Frosted glass: Glass can be uniformly sandblasted to create a solid frosted look. It is commonly used in everything from shower doors to stemware. For more decorative frosting patterns, glass is typically etched with acid. Some glass companies offer frosted glass as an option for nearly any window or other application. Many types of glass are available with a frosted finish for a premium price.

Glass film: A cheaper, temporary DIY alternative is glass film. A wide variety of films can easily be stuck to windows for a patterned or uniform frosted appearance. Canned sprays also are available for creating a temporary imitation frosted glass appearance.

Leaded glass: A bit of a misnomer, leaded glass may really be coppered, zinced or brassed glass. Any of these soft metals can be formed into cames, or thin metal edges between pieces of glass. The most famous types of leaded glass are the stained glass windows in churches and cathedrals. However, they don’t have to be as ornate. They can be a simple, solid color in a pattern. However, the small pieces and the nature of the glass usually make it hard to see through leaded glass. Leaded glass is sometimes used as an artistic element in a living room or other area with bright direct sunlight that is refracted through the leaded glass. Like glass film, various paints and patterns are available for creating imitation leaded glass looks.

Glass block: As the name suggests, glass block is an architectural glass often used in garages or other industrial applications. Glass blocks are like thick, oversized glass tiles. They are sometimes used in homes for bathroom windows or entryways. They also may be used as a decorative element, such a half-wall in a bathroom.

Smart glass: A handful of companies are making advanced privacy glass that can alternate between translucent and transparent.

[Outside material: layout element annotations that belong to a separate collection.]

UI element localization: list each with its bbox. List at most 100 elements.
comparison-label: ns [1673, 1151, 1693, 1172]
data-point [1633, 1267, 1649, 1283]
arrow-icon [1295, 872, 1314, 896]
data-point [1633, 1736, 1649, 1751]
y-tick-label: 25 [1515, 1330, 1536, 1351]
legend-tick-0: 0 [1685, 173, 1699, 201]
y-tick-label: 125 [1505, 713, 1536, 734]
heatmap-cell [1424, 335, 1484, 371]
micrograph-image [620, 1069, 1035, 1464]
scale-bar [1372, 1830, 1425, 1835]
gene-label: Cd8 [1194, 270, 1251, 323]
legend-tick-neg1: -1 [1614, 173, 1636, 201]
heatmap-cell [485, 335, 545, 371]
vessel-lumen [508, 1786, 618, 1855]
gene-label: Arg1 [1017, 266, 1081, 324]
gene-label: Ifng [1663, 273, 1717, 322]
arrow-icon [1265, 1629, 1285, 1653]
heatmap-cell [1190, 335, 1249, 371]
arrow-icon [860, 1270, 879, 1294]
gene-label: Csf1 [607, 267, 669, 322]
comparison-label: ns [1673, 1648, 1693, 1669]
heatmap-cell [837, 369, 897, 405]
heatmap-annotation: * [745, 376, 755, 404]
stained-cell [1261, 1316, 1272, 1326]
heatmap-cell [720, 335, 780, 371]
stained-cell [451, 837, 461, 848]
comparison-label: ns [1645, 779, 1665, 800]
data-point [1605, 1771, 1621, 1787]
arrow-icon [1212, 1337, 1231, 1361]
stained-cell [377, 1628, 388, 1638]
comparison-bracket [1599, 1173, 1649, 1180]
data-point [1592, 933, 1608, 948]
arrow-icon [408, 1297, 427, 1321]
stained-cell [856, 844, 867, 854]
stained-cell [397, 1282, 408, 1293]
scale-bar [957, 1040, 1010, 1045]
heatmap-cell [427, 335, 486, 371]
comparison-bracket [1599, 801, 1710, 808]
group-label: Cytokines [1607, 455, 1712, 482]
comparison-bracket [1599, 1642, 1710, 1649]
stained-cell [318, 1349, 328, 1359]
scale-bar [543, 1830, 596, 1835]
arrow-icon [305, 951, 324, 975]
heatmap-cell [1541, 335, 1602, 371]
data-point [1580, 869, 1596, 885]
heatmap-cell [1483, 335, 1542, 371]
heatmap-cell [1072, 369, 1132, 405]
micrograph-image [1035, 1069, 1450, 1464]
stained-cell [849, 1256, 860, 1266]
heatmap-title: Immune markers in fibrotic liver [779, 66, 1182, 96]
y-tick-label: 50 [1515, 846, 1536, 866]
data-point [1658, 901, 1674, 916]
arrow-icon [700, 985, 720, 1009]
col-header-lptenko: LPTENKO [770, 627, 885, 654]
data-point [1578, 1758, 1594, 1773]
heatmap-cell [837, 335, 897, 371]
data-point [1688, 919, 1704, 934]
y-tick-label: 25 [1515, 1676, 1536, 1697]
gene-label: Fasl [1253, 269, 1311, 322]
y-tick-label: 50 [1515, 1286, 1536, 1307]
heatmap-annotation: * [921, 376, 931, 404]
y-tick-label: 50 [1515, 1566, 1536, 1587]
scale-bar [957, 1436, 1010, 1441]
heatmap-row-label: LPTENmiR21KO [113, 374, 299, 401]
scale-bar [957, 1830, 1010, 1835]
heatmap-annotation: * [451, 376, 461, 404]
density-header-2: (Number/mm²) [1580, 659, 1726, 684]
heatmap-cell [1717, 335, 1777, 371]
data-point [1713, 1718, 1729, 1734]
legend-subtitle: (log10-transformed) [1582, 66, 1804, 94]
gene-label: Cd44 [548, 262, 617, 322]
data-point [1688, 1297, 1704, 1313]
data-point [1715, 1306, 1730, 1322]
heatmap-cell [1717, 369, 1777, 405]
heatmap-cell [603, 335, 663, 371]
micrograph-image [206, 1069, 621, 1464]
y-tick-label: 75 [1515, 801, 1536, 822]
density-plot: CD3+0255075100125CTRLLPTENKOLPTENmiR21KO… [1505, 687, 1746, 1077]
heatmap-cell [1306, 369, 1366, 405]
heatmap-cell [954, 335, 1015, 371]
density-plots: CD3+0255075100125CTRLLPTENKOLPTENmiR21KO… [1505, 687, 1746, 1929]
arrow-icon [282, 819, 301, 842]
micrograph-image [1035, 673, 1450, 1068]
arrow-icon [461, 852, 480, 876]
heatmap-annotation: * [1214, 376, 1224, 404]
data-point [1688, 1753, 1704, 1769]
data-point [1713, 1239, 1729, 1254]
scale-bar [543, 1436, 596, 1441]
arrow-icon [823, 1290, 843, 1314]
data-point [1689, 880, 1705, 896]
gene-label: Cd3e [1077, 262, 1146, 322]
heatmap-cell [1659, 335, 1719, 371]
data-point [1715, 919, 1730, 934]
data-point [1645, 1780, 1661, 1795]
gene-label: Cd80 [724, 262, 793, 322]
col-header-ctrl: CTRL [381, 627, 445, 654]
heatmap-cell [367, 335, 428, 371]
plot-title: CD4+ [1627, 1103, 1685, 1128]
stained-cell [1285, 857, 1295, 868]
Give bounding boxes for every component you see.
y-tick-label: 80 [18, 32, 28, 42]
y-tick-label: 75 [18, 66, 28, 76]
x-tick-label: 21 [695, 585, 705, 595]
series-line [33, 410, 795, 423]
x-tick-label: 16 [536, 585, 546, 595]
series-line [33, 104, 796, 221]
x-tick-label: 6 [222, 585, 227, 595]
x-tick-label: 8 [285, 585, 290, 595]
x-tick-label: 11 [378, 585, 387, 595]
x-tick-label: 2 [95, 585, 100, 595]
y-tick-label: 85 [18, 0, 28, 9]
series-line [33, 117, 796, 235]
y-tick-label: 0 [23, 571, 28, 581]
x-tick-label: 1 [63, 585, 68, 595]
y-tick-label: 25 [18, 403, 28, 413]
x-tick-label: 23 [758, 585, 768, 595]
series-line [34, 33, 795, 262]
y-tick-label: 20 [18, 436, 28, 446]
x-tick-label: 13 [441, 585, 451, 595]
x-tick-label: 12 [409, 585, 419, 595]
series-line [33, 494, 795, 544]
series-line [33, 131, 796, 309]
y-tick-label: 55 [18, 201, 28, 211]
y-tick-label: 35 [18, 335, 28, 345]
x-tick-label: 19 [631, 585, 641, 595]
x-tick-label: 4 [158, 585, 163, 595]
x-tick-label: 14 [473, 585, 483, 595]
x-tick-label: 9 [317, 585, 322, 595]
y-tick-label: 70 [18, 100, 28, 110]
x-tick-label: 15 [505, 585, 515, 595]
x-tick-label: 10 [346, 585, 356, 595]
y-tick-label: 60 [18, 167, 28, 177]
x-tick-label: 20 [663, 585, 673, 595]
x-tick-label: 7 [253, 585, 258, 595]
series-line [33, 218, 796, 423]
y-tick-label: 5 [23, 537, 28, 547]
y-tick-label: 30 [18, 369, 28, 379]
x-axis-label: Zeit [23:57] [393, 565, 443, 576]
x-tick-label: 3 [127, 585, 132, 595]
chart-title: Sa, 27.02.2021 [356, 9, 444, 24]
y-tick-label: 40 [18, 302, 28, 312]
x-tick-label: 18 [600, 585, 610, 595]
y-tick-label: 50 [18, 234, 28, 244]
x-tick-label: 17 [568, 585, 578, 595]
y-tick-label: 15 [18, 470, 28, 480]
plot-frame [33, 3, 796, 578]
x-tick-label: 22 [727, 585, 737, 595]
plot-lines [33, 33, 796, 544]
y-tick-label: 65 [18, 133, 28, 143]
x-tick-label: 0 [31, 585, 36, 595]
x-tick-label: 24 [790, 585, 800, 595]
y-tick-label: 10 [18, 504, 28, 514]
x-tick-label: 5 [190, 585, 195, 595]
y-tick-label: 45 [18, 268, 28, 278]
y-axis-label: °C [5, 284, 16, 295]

The glass has an embedded layer of liquid crystal molecules that disperse light and obscure the glass but still allow light to pass. However, at the flick of a switch, the liquid crystals will align themselves to allow a clear view. This type of glass is used in some hospitals to help create privacy for patients when they wish. For homes, it can be used in front windows when privacy is needed while natural daylight is still available.

A wide variety of translucent, but not transparent, glass is available for providing privacy without sacrificing free natural light.